By Professor Kiran Trehan, Professor of Leadership and Enterprise Development, Lloyds Banking Group Centre for Responsible Business Associate
Department of Management, University of Birmingham
Education is the most powerful weapon you can use to change the world – Nelson Mandela
The notion of ‘responsible leadership’ as a motto for various policies seems to be ever present in the public sphere of many businesses, local communities and public life, but does this mean that we have been developing irresponsible leaders?
Responsible leadership has achieved shibboleth status in many organisations; a social good and a source of richness, a resource to be welcomed. The message advocated is that responsible leadership enhances performance and makes the workplace more socially inclusive. The continuous search for new and more diverse responsible leaders is driven by the need to cultivate contemporary leadership skills that are able to respond to the changing social, political and economic demographics. Businesses are under increasing pressure to ensure that they are representative of the communities in which they serve.
Irresponsible or responsible leadership
Where have all the responsible leaders gone? The desire for responsible leadership has never been in such high demand, with Brexit, the financial crisis, the shifting political landscape, and disclosure in business, public services and cultural institutions highlighting the consequences and impact of irresponsible leadership. In parallel to this, the United Nations highlights the importance of responsible leadership in achieving sustainable and equitable prosperity, as well as being crucial to developing a fair and equal society.

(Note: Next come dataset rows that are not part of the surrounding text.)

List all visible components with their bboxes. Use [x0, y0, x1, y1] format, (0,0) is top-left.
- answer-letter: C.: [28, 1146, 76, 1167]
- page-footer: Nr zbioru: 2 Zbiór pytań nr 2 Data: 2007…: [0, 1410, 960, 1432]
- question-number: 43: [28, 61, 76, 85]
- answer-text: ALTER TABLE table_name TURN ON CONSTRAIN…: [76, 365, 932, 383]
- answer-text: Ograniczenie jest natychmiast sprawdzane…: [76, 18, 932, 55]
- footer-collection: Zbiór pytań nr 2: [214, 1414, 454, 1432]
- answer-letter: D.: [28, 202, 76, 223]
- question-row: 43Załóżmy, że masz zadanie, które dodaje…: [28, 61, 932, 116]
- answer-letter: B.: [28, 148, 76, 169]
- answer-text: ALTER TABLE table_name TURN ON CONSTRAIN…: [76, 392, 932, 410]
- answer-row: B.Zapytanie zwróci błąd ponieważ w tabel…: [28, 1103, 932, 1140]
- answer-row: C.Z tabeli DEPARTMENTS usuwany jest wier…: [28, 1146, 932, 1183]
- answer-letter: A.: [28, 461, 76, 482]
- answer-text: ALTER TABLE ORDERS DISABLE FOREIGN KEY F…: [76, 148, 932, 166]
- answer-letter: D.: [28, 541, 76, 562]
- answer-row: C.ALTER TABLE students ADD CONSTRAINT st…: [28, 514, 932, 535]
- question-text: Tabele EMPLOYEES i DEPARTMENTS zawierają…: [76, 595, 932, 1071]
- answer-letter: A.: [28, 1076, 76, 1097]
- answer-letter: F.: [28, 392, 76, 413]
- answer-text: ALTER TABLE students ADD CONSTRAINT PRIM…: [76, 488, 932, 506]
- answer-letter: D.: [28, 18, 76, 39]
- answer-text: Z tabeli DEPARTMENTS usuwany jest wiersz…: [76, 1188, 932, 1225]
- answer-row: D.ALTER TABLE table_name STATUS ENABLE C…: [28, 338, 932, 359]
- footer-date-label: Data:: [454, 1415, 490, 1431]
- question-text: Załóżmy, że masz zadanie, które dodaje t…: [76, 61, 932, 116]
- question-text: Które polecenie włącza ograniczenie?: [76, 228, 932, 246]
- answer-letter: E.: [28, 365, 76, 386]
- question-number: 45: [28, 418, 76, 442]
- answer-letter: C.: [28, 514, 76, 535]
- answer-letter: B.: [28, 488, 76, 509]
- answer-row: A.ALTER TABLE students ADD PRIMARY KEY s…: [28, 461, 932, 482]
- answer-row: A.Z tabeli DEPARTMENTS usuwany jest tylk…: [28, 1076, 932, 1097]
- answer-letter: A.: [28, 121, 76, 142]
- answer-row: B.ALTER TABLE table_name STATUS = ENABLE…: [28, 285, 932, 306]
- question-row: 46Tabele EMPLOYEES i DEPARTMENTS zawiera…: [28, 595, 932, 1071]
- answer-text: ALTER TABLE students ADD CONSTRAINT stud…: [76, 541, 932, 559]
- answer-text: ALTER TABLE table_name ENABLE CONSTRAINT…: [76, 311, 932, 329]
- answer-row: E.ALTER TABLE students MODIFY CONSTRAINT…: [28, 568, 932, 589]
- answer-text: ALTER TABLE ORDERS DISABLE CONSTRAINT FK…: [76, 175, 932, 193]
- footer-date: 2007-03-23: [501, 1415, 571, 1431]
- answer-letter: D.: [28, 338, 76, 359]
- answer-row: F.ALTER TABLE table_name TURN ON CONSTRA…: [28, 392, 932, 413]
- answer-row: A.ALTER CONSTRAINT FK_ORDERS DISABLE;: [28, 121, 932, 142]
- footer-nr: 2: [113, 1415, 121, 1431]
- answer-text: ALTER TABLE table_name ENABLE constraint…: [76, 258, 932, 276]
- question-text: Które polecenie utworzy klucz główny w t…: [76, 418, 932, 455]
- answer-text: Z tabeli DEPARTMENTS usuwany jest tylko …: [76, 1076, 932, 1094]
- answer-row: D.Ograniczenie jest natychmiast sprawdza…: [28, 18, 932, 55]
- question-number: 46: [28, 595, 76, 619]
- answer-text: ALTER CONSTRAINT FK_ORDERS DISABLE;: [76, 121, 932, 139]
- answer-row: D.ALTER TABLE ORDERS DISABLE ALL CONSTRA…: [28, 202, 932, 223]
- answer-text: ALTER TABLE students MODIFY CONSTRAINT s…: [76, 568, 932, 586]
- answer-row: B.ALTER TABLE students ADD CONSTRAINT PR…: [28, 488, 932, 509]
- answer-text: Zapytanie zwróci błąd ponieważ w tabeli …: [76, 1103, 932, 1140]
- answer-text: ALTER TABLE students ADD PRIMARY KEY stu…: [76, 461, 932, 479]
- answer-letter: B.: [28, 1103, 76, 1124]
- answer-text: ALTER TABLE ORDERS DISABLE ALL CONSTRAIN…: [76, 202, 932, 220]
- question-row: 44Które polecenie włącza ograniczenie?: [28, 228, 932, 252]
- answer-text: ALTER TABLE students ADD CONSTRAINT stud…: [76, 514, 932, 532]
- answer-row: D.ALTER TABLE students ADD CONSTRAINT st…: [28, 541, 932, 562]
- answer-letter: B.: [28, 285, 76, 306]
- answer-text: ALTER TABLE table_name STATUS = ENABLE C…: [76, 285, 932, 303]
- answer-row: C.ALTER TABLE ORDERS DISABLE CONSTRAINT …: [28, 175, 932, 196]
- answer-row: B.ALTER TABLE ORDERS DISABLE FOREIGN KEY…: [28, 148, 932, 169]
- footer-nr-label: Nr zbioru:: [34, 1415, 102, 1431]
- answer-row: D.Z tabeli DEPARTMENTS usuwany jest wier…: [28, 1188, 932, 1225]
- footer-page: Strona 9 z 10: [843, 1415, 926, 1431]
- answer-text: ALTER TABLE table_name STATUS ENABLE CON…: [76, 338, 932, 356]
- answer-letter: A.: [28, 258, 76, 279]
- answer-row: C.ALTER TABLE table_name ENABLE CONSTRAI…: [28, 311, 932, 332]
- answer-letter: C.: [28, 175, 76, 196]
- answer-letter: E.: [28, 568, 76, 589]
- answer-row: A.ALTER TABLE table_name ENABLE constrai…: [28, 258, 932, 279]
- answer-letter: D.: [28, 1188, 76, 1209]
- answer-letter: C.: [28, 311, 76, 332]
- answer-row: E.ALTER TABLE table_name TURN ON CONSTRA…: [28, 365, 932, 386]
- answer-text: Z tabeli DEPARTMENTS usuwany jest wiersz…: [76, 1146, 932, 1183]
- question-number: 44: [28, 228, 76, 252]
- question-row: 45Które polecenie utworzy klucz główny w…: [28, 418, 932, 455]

So where did it all go wrong? Do we continue to turn a blind eye to irresponsible leadership, or is responsible leadership just more palatable because it challenges dominant discourses? Can responsible leadership genuinely translate into new practice?
Our desire for change inevitably interweaves with the complexity of attempting to make change happen. Leaders in many organisations are operating in complex times, the global reach of business and internationalisation requires us to think about how leadership is cultivated.
Our research is shining a light on the importance of understanding the context of irresponsible leadership. Irresponsible leadership cannot be dismissed or overly simplified as being about a few bad apples, or that it is connected to a misuse of power, authority or stature. Irresponsible leadership takes place because we are in denial that the world needs future leaders who are diverse and who think, feel and act differently in business, political and social life. Responsible leadership is not sustainable without a consideration of the emotional, relational and political dynamics that underpin leadership; it’s not a neutral activity that occurs in isolation from the socio-economic circumstance within which it exists.
So is responsible leadership the fairest of them all? Now that’s an interesting dilemma. What responsible leadership asks us to think about is how we address some of the significant challenges, such as globalisation, disruptive technology, political uncertainty and environmental challenges ahead of us. How do we develop a more inclusive society which is not about short-term profiteering (economically and socially), but about eradicating inequality and leveraging leadership to tackle the big issues relating to poverty, discrimination, economic growth, sustainable business and communities? This is what our research is tackling. Responsible leadership is as much about the three P’s – passion, persuasiveness and persistence – as it is about inclusivity, moral and ethical judgements as well as place and purpose.
During Responsible Business Week we have a responsibility to ask the unaskable questions which are not simply related to the financial and political crisis or the plethora of voices challenging capitalism. Responsible leadership needs to put the intellectual evidence to work if we are to take action and make a difference in the communities we work and live in. This requires cultural diversity, entrepreneurial mind-sets, innovation and imagination. As Abraham Lincoln said, you cannot escape the responsibility of tomorrow by evading it today. If responsible leadership is going to deliver on its promises we need learn from our past and reimagine the future by ensuring responsible leadership is not a standalone issue, but interconnected to the chain of political, social and economic change.